A past paper is the closest thing you have to the real exam, so it is wasted if you only read it. Here is how to work through one so it actually moves your grade.

6 min readUpdated 14 July 2026

Why past papers beat re-reading notes

Reading your notes again feels productive because it feels easy, but ease is the problem. Recognising a page you have seen before is not the same skill as producing an answer under time pressure. A past paper forces the harder, more useful skill: pulling the idea out of your head and writing it down, in the exact format the exam will ask for.

It also shows you the shape of the exam: how questions are worded, how marks are split, and which topics come up again and again. That is information you cannot get from a textbook.

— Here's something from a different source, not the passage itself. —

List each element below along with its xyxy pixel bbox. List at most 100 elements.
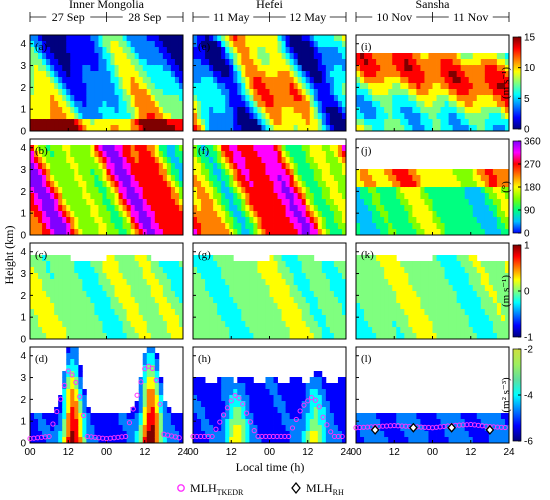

Work it under real conditions first

The first time through a paper, treat it like the real thing. Sit somewhere quiet, set a timer for the real duration, close your notes, and answer every question you can. It will feel uncomfortable, and that discomfort is the point. You want to find out what you cannot do while it still costs you nothing.

  • Time yourself for the full paper, not one question at a time.
  • Write full answers, not bullet points in your head. The writing is the practice.
  • If you get stuck, leave a gap and move on, exactly as you should in the real exam.

Mark it honestly against the scheme

Marking is where the learning happens, so be strict. Use the mark scheme and give yourself marks only for what you actually wrote, not for what you meant. For every mark you dropped, write one short line: what the question wanted, and why your answer missed it.

Close the gaps, then do it again

Group your dropped marks into topics. Spend your next study session on the topic you lost the most marks on, not the one you already enjoy. Learn it properly, then come back and re-attempt just those questions. When you can score them cold, move to the next weakest topic.

This is where a guided tutor helps: instead of reading the answer and nodding, you can work the question again and be nudged one step at a time until you can do it yourself. Understanding the step you missed is what stops you missing it in the real exam.